Hangingon, I can relate to sooo much of what you say. I am very similar in that I can talk to many different people quite easily, but the moment it is about me I clam up completely.
I had a very similar experience in T this week, but with a very different outcome. I like the way your T responded to you, and let you 'be' however you were, with understanding and without pressure. It sounds as though she was so gentle and compassionate with you.
When I was struggling to talk in T this week, after a few minutes of silence I was able to say something to the effect of "I can't get the words out. They're here in my head, but I can't speak them out of my mouth." Let me just clarify here that I was wrestling with all sorts of inner demons about 'not talking', 'not trusting', 'not speaking' etc.
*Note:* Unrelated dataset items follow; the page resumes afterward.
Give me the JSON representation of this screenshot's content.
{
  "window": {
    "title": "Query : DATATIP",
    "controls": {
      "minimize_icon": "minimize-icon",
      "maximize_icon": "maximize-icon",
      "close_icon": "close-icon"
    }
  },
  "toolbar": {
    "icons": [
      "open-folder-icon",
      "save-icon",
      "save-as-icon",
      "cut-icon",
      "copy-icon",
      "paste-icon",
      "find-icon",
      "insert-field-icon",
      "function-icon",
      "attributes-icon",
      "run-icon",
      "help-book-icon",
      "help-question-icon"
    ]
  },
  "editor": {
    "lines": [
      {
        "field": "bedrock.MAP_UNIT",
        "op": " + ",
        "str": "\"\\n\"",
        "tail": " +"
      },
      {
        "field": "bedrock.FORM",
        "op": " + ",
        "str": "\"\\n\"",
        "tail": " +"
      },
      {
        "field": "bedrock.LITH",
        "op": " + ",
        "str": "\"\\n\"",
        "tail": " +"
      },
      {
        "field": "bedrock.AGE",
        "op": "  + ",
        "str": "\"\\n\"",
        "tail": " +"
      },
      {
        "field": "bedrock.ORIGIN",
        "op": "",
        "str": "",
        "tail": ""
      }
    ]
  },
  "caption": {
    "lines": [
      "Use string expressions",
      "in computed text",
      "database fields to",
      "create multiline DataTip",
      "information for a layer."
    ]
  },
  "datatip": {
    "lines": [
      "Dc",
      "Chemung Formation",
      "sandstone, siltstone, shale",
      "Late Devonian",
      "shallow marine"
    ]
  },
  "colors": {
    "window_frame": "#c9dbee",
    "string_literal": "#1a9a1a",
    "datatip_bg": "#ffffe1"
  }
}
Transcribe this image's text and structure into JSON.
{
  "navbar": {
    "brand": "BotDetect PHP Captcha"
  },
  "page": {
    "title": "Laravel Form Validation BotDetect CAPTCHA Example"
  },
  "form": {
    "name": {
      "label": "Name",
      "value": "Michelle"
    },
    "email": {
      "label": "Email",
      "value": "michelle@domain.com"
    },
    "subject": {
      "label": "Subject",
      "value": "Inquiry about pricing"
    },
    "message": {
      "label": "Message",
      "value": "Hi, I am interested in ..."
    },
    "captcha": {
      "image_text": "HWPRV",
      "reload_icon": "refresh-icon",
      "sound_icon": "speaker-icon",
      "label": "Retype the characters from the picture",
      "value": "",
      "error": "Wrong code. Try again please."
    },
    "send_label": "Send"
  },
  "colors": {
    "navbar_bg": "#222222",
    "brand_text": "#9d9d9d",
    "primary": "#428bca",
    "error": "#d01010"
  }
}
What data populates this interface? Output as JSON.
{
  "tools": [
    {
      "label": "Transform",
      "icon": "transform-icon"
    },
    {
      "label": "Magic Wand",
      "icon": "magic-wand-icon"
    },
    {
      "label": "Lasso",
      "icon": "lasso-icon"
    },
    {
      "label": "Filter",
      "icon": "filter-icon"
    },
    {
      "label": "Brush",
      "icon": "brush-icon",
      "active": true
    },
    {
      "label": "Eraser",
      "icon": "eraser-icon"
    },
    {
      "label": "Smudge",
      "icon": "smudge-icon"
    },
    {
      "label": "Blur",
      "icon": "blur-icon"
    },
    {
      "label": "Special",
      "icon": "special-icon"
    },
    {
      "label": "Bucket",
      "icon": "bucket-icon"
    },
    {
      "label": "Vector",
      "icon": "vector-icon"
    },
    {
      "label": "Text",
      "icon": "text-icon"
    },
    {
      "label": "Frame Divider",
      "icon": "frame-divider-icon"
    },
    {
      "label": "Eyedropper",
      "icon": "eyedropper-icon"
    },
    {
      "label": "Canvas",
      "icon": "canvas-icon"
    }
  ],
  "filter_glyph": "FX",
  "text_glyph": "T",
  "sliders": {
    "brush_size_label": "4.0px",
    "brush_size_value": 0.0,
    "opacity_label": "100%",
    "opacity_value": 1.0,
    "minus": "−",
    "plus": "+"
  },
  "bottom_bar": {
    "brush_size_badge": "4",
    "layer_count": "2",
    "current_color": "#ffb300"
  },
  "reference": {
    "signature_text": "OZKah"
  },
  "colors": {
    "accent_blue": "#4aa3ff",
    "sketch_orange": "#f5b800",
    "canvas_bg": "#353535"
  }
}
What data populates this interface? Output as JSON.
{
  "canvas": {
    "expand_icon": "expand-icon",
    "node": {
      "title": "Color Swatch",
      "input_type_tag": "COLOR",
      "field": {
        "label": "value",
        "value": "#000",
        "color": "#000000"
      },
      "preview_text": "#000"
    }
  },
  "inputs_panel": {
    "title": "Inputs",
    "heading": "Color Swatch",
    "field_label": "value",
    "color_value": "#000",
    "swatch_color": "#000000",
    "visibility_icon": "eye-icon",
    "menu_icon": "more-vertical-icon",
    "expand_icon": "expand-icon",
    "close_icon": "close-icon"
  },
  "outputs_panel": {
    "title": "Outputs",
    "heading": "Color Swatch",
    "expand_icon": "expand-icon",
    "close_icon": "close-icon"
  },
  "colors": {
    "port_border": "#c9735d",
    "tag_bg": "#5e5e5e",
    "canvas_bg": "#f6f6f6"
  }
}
It was PAINFUL and I was working really HARD at trying to talk.
Unfortunately her response was to laugh and say "Oh well, don't mind me - I'll just sit here and think about what to have for dinner then." Then she physically turned in her chair and stared out the window.
Let's just say that I gave up trying to trust or speak and didn't bother trying to tell her anything anymore. I think I am going to quit. We just don't seem to be able to make a connection.
It sounds like you and you T are working together with whatever you are able to bring to the session... she is willing to be with you at the place YOU are at, which is so important for the development of trust. You are doing some great work. Keep at it.